De quelles spécifications ou applications de la Wii U êtes-vous le plus fier?

_ L’écran dédié de la manette. Parce que c’est la fin de la dépendance à la télé pour une console de salon et que c’est la première fois ! Mais aussi du fait de pouvoir jouer sur les deux écrans, d’interagir à travers toute la pièce, et tous les nouveaux styles de jeu que ça suppose. J’aime l’idée que la Wii U est un système qui ne dort jamais.

Le système proposé par la Wii U induit une nouvelle façon de jouer, très disruptive. Briser les règles faisait partie de votre objectif ?

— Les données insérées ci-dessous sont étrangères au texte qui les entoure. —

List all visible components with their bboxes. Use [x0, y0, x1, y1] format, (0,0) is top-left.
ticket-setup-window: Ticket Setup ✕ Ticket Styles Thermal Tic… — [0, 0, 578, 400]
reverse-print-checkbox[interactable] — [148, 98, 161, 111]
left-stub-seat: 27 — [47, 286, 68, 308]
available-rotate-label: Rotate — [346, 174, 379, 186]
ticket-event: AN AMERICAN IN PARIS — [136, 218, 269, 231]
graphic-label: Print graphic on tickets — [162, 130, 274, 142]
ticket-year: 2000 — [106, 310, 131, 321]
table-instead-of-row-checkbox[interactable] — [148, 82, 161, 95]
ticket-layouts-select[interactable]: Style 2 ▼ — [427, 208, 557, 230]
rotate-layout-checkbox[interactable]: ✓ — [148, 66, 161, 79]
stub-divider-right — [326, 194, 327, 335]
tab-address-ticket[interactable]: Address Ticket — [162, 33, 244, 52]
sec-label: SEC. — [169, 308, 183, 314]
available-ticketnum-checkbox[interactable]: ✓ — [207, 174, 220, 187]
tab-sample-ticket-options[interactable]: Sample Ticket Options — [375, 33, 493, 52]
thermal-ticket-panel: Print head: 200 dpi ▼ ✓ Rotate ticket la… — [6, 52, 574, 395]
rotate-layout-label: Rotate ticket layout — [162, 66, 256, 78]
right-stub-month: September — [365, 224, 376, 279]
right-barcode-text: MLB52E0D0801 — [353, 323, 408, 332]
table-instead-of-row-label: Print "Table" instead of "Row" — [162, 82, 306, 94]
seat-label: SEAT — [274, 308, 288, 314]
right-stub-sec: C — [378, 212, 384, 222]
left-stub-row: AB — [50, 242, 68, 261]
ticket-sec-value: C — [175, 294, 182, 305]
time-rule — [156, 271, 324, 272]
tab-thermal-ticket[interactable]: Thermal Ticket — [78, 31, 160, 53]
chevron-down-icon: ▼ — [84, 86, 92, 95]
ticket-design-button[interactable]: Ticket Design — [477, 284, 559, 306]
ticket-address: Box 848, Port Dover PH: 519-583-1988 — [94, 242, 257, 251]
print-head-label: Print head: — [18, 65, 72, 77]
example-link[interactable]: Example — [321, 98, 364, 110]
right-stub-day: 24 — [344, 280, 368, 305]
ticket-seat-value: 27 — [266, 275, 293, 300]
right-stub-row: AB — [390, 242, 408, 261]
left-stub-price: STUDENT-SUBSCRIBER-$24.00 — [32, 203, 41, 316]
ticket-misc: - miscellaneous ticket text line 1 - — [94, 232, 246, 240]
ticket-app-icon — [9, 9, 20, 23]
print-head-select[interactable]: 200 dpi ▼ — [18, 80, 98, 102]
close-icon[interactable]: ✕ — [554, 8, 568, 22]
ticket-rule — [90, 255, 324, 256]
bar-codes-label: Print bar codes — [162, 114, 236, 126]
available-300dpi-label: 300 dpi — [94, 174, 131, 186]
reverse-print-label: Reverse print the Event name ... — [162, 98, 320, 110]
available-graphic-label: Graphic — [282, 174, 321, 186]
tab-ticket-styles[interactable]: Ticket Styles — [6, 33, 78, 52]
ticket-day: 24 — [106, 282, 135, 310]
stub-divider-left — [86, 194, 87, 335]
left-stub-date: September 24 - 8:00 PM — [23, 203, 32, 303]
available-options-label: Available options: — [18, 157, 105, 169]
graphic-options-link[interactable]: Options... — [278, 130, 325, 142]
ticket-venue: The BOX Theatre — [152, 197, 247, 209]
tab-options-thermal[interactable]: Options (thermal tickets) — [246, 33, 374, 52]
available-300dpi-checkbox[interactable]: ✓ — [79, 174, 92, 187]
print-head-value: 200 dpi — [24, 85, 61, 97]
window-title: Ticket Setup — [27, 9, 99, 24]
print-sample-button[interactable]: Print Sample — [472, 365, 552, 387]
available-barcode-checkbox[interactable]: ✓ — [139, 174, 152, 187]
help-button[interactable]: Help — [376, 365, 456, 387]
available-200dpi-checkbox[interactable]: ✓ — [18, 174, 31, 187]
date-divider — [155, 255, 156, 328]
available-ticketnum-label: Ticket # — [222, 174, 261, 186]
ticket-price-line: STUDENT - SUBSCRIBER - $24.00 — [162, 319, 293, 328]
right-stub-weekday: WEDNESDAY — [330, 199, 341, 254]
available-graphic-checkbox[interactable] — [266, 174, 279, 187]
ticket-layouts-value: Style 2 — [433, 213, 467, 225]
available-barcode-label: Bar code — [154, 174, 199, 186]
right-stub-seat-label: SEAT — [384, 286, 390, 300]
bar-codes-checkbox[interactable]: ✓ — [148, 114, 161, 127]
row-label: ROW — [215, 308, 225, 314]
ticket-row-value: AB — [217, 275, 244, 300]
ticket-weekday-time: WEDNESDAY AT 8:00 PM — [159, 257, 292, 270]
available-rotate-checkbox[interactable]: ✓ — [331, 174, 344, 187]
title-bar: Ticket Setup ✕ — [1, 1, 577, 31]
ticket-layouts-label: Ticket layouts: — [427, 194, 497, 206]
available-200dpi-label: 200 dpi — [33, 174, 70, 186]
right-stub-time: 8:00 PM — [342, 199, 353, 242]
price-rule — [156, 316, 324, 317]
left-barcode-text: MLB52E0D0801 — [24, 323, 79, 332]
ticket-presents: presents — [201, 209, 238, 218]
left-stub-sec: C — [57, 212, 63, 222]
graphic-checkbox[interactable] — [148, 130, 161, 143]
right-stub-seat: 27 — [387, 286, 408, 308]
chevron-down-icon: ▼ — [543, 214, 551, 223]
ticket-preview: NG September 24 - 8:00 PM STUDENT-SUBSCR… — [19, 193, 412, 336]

_ Oui. Si on fait toujours les mêmes machines, on finit par produire des jeux qui se ressemblent tous. Il n’y a pas de système de jeu établi et éternel. C’est à nous de les inventer. L’idée que je me fais de Nintendo implique que cette recherche fait partie de notre travail : concevoir de nouveaux moyens de jouer, donc de nouveaux concepts de jeu et de nouvelles machines.

Pensez-vous que les jeux seront plus difficiles ou complexes à développer?

_ Ce ne sera pas plus difficile. D’une certaine façon, ce sera même plus simple parce que je crois que la machine répond mieux aux aspirations des développeurs, et qu’elle offre plus de liberté créative que les système traditionnels disponibles. Les toutes dernières technologies, les capacités graphiques et les nouvelles possibilités de la Wii U créent un environnement attractif et accueillant pour les game-designers.

La difficulté pour eux sera peut-être plus conceptuelle que technique?

_ C’est une machine qui défie l’imagination et l’esprit créatif. Mais cela signifie plus de fun pour les développeurs. Il y a plusieurs façons pour le joueur de contrôler l’image. C’est peut-être déroutant au départ mais je pense que ce sera très facile à adopter parce que cela rejoint la liberté que demandent les développeurs eux-mêmes. Et cela offre de nouveaux terrains d’expression à leur imagination.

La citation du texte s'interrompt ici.